Derrière les chiffres, ce sont des entreprises à bout de souffle, des salariés fragilisés, et un État qui peine à maintenir un équilibre entre justice sociale et recettes publiques. Le constat est alarmant, mais pas irréversible. Pour reprendre le contrôle, il faudra oser une réforme en profondeur du système fiscal. Explications.

Une fiscalité devenue contre-productive

L’impôt est l’un des piliers de la souveraineté de l’État. Il permet de financer les services publics, de redistribuer les richesses, et de soutenir les plus vulnérables. Mais en Tunisie, cet outil fondamental semble avoir perdu sa boussole.

Depuis la révolution de 2011, la charge fiscale n’a cessé d’augmenter. En moyenne, une entreprise tunisienne soumise à la loi verse près de 43,5 % de ses revenus sous forme de taxes et de cotisations sociales. C’est plus qu’en Allemagne, où les marges et la productivité sont pourtant bien plus élevées.

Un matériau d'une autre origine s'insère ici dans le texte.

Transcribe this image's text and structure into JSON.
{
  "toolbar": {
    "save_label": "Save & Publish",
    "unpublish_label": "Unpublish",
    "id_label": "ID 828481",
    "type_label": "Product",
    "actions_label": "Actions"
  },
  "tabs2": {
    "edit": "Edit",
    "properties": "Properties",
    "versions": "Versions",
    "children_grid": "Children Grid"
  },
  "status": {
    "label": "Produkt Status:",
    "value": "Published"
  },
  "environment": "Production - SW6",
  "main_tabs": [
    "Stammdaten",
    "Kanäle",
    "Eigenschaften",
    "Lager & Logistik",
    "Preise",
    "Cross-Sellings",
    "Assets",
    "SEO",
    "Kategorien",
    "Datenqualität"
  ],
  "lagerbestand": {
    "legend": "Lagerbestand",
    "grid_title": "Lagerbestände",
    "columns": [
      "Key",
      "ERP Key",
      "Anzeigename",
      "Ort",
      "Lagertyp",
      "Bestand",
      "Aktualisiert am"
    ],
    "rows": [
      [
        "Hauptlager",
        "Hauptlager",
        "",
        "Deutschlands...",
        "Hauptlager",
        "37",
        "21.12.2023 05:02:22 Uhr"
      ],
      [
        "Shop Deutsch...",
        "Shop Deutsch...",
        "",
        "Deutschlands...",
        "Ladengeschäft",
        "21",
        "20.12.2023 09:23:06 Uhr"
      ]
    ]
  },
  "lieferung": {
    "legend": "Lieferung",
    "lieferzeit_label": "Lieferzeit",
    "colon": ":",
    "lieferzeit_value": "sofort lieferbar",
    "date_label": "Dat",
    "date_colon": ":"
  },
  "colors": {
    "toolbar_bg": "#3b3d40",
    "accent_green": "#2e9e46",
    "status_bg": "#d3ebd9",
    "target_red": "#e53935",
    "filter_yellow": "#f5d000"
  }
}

Résultat : la fiscalité tunisienne est vécue comme un fardeau, pas comme un levier. Et ce fardeau pèse toujours sur les mêmes épaules : les entreprises structurées et les salariés du secteur formel.

Deux poids, deux mesures

Ce qui rend le système encore plus injuste, c’est qu’une bonne partie de l’économie passe à travers les mailles du filet. Près de 50 % du PIB tunisien proviendrait du secteur informel. Cela signifie qu’un commerçant non déclaré ou un faux “forfaitaire” (statut qui permet de payer un impôt minimal) contribue bien moins qu’un salarié ou une PME conforme.

À l’inverse, les entreprises transparentes sont taxées lourdement, parfois sur la même base plusieurs fois, comme avec la TVA ou l’impôt sur les sociétés. L’effet est pervers : plus on est en règle, plus on paie.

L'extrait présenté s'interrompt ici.